(1867 – 1952)
A chemist and creator of high-octane gasoline and a new type of aviation fuel. He was nominated for the Nobel Prize multiple times.
Vladimir was born in 1867 into a noble family. He finished a military school and the Mikhail Artillery Academy in St. Petersburg. Soon after that, Ipatieff got in charge of a chemistry lab and then became a chemistry professor. In his job he was particularly interested in catalysis methods under high pressure and temperature. He invented a device that was later called “Ipatieff bomb” and was used as a prototype for new types of reactors and digesters, which are applied in the chemistry today.
During WWI he was already a General-Lieutenant and was in charge of the Chemical Committee under the Chief Directorate of Artillery. In 1916 Ipatieff was elected an academician of the Academy of Science.
Ipatieff did not accept the ideas of the October Revolution of 1917. But he agreed to cooperate with the Soviet authorities and in fact became the founder of the Soviet chemical industry. In 1930 he went abroad to get some treatment and stayed in the US for some time to deliver lectures. It was the time when he started his collaboration with Universal Oil Products and worked at a fine laboratory with cutting-edge equipment. Up until 1936 Ipatieff kept sending the results of his research to the USSR. But the Soviet authorities insisted on his return. Eventually, Ipatieff was stripped of his academic title and lost his Soviet citizenship. Therefore, the scientist remained in the United States forever.
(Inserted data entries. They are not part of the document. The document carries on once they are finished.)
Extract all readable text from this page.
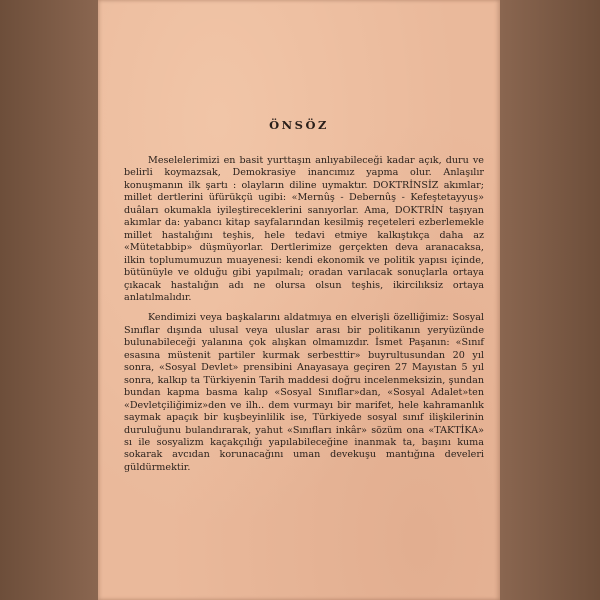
ÖNSÖZ

Meselelerimizi en basit yurttaşın anlıyabileceği kadar açık, duru ve belirli koymazsak, Demokrasiye inancımız yapma olur. Anlaşılır konuşmanın ilk şartı : olayların diline uymaktır. DOKTRİNSİZ akımlar; millet dertlerini üfürükçü ugibi: «Mernûş - Debernûş - Kefeştetayyuş» duâları okumakla iyileştireceklerini sanıyorlar. Ama, DOKTRİN taşıyan akımlar da: yabancı kitap sayfalarından kesilmiş reçeteleri ezberlemekle millet hastalığını teşhis, hele tedavi etmiye kalkıştıkça daha az «Mütetabbip» düşmüyorlar. Dertlerimize gerçekten deva aranacaksa, ilkin toplumumuzun muayenesi: kendi ekonomik ve politik yapısı içinde, bütünüyle ve olduğu gibi yapılmalı; oradan varılacak sonuçlarla ortaya çıkacak hastalığın adı ne olursa olsun teşhis, ikircilıksiz ortaya anlatılmalıdır.

Kendimizi veya başkalarını aldatmıya en elverişli özelliğimiz: Sosyal Sınıflar dışında ulusal veya uluslar arası bir politikanın yeryüzünde bulunabileceği yalanına çok alışkan olmamızdır. İsmet Paşanın: «Sınıf esasına müstenit partiler kurmak serbesttir» buyrultusundan 20 yıl sonra, «Sosyal Devlet» prensibini Anayasaya geçiren 27 Mayıstan 5 yıl sonra, kalkıp ta Türkiyenin Tarih maddesi doğru incelenmeksizin, şundan bundan kapma basma kalıp «Sosyal Sınıflar»dan, «Sosyal Adalet»ten «Devletçiliğimiz»den ve ilh.. dem vurmayı bir marifet, hele kahramanlık saymak apaçık bir kuşbeyinlilik ise, Türkiyede sosyal sınıf ilişkilerinin duruluğunu bulandırarak, yahut «Sınıfları inkâr» sözüm ona «TAKTİKA» sı ile sosyalizm kaçakçılığı yapılabileceğine inanmak ta, başını kuma sokarak avcıdan korunacağını uman devekuşu mantığına develeri güldürmektir.
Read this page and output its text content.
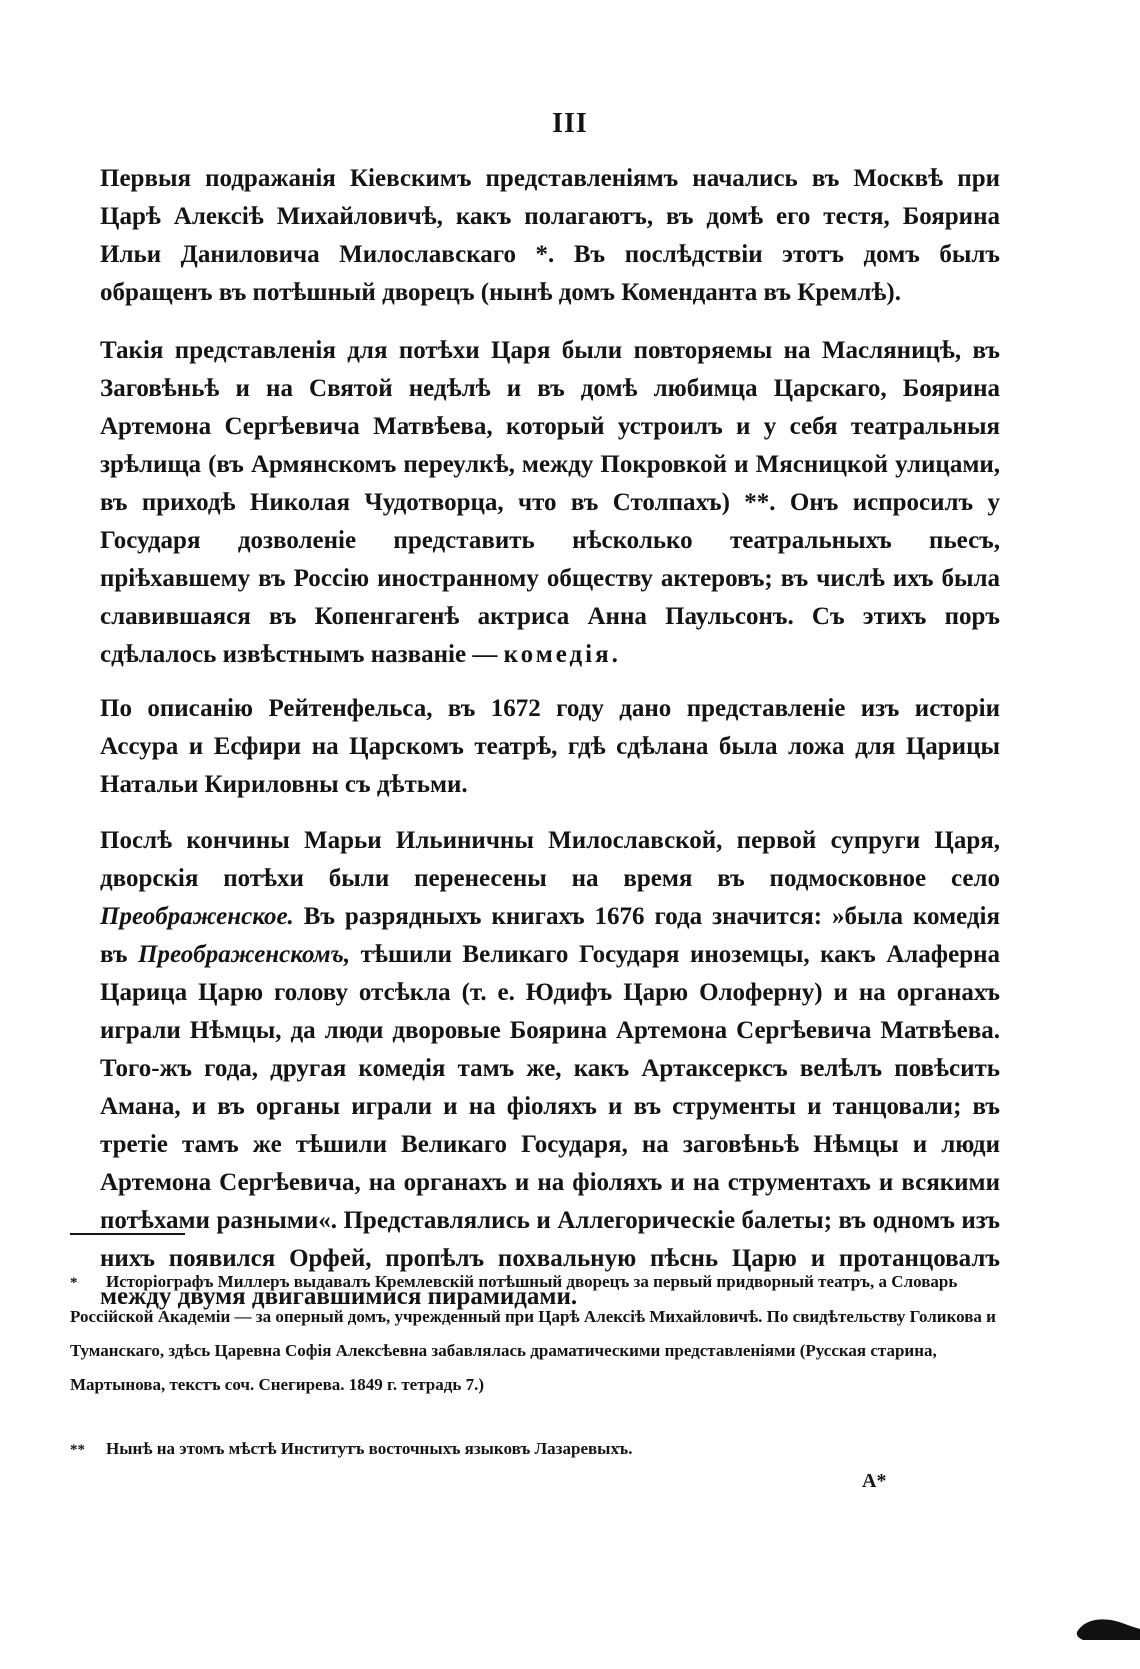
III

Первыя подражанія Кіевскимъ представленіямъ начались въ Москвѣ при Царѣ Алексіѣ Михайловичѣ, какъ полагаютъ, въ домѣ его тестя, Боярина Ильи Даниловича Милославскаго *. Въ послѣдствіи этотъ домъ былъ обращенъ въ потѣшный дворецъ (нынѣ домъ Комендaнта въ Кремлѣ).

Такія представленія для потѣхи Царя были повторяемы на Масляницѣ, въ Заговѣньѣ и на Святой недѣлѣ и въ домѣ любимца Царскаго, Боярина Артемона Сергѣевича Матвѣева, который устроилъ и у себя театральныя зрѣлища (въ Армянскомъ переулкѣ, между Покровкой и Мясницкой улицами, въ приходѣ Николая Чудотворца, что въ Столпахъ) **. Онъ испросилъ у Государя дозволеніе представить нѣсколько театральныхъ пьесъ, пріѣхавшему въ Россію иностранному обществу актеровъ; въ числѣ ихъ была славившаяся въ Копенгагенѣ актриса Анна Паульсонъ. Съ этихъ поръ сдѣлалось извѣстнымъ названіе — комедія.

По описанію Рейтенфельса, въ 1672 году дано представленіе изъ исторіи Ассура и Есфири на Царскомъ театрѣ, гдѣ сдѣлана была ложа для Царицы Натальи Кириловны съ дѣтьми.

Послѣ кончины Марьи Ильиничны Милославской, первой супруги Царя, дворскія потѣхи были перенесены на время въ подмосковное село Преображенское. Въ разрядныхъ книгахъ 1676 года значится: »была комедія въ Преображенскомъ, тѣшили Великаго Государя иноземцы, какъ Алаферна Царица Царю голову отсѣкла (т. е. Юдифъ Царю Олоферну) и на органахъ играли Нѣмцы, да люди дворовые Боярина Артемона Сергѣевича Матвѣева. Того-жъ года, другая комедія тамъ же, какъ Артаксерксъ велѣлъ повѣсить Амана, и въ органы играли и на фіоляхъ и въ струменты и танцовали; въ третіе тамъ же тѣшили Великаго Государя, на заговѣньѣ Нѣмцы и люди Артемона Сергѣевича, на органахъ и на фіоляхъ и на струментахъ и всякими потѣхами разными«. Представлялись и Аллегорическіе балеты; въ одномъ изъ нихъ появился Орфей, пропѣлъ похвальную пѣснь Царю и протанцовалъ между двумя двигавшимися пирамидами.

* Исторіографъ Миллеръ выдавалъ Кремлевскій потѣшный дворецъ за первый придворный театръ, а Словарь Россійской Академіи — за оперный домъ, учрежденный при Царѣ Алексіѣ Михайловичѣ. По свидѣтельству Голикова и Туманскаго, здѣсь Царевна Софія Алексѣевна забавлялась драматическими представленіями (Русская старина, Мартынова, текстъ соч. Снегирева. 1849 г. тетрадь 7.)

** Нынѣ на этомъ мѣстѣ Институтъ восточныхъ языковъ Лазаревыхъ.

A*
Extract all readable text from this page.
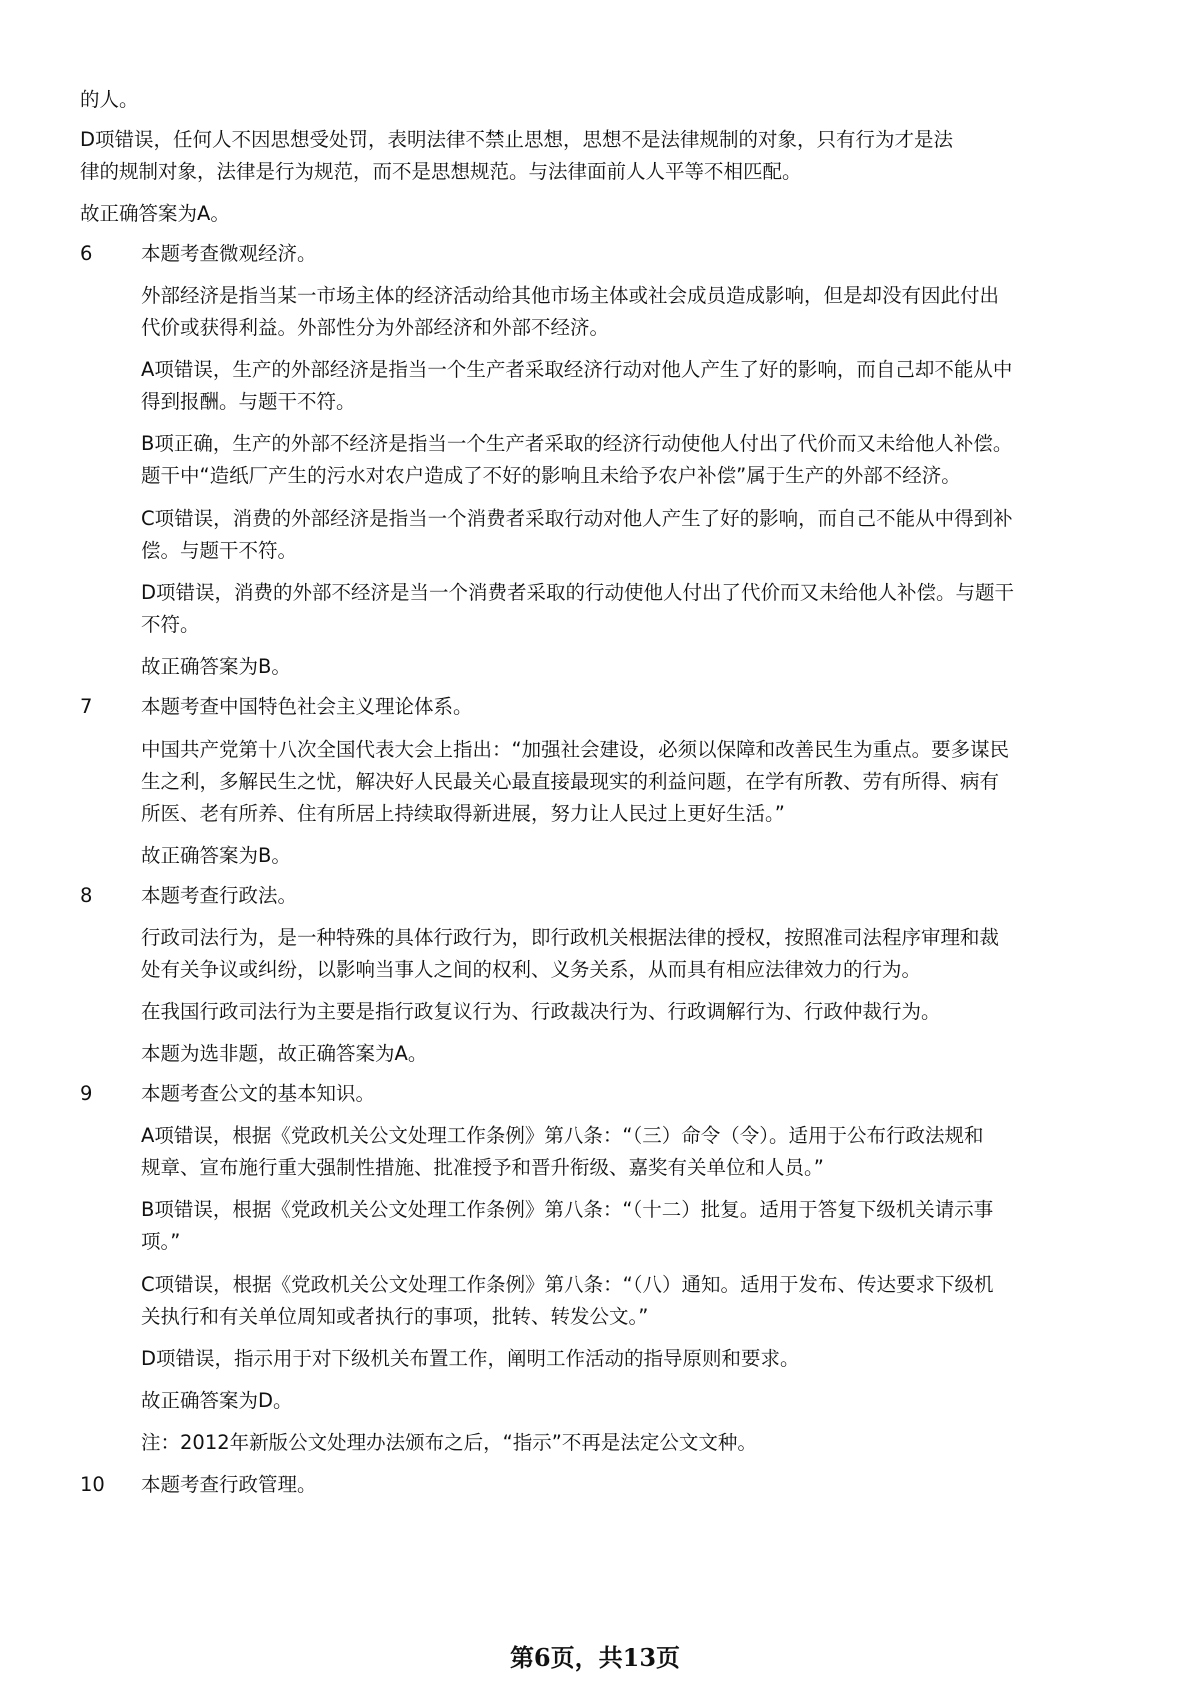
的人。

D项错误，任何人不因思想受处罚，表明法律不禁止思想，思想不是法律规制的对象，只有行为才是法

律的规制对象，法律是行为规范，而不是思想规范。与法律面前人人平等不相匹配。

故正确答案为A。

6 本题考查微观经济。

外部经济是指当某一市场主体的经济活动给其他市场主体或社会成员造成影响，但是却没有因此付出

代价或获得利益。外部性分为外部经济和外部不经济。

A项错误，生产的外部经济是指当一个生产者采取经济行动对他人产生了好的影响，而自己却不能从中

得到报酬。与题干不符。

B项正确，生产的外部不经济是指当一个生产者采取的经济行动使他人付出了代价而又未给他人补偿。

题干中“造纸厂产生的污水对农户造成了不好的影响且未给予农户补偿”属于生产的外部不经济。

C项错误，消费的外部经济是指当一个消费者采取行动对他人产生了好的影响，而自己不能从中得到补

偿。与题干不符。

D项错误，消费的外部不经济是当一个消费者采取的行动使他人付出了代价而又未给他人补偿。与题干

不符。

故正确答案为B。

7 本题考查中国特色社会主义理论体系。

中国共产党第十八次全国代表大会上指出：“加强社会建设，必须以保障和改善民生为重点。要多谋民

生之利，多解民生之忧，解决好人民最关心最直接最现实的利益问题，在学有所教、劳有所得、病有

所医、老有所养、住有所居上持续取得新进展，努力让人民过上更好生活。”

故正确答案为B。

8 本题考查行政法。

行政司法行为，是一种特殊的具体行政行为，即行政机关根据法律的授权，按照准司法程序审理和裁

处有关争议或纠纷，以影响当事人之间的权利、义务关系，从而具有相应法律效力的行为。

在我国行政司法行为主要是指行政复议行为、行政裁决行为、行政调解行为、行政仲裁行为。

本题为选非题，故正确答案为A。

9 本题考查公文的基本知识。

A项错误，根据《党政机关公文处理工作条例》第八条：“（三）命令（令）。适用于公布行政法规和

规章、宣布施行重大强制性措施、批准授予和晋升衔级、嘉奖有关单位和人员。”

B项错误，根据《党政机关公文处理工作条例》第八条：“（十二）批复。适用于答复下级机关请示事

项。”

C项错误，根据《党政机关公文处理工作条例》第八条：“（八）通知。适用于发布、传达要求下级机

关执行和有关单位周知或者执行的事项，批转、转发公文。”

D项错误，指示用于对下级机关布置工作，阐明工作活动的指导原则和要求。

故正确答案为D。

注：2012年新版公文处理办法颁布之后，“指示”不再是法定公文文种。

10 本题考查行政管理。

第6页，共13页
Ipatieff’s contribution into the chemical science is immense. He researched catalysis methods under high temperature and pressure. His inventions related to production of high-octane gasoline and aviation fuel were of particular importance as they were successfully used during WWII and helped the allies aviation (who used high-octane gasoline) to fly faster than German aircrafts.In 1937, in the US, Ipatieff was named “Man of the Year”. He was a member of the US National Academy of Sciences (1939). He was awarded the Lavoisier Medal, the highest award from the French Chemical Society (1939). He had the title of Honorable Doctor at Munich, Strasburg and Sofia Universities. He was nominated for the Nobel Prize multiple times. The laboratory called after his name is still functioning in the US.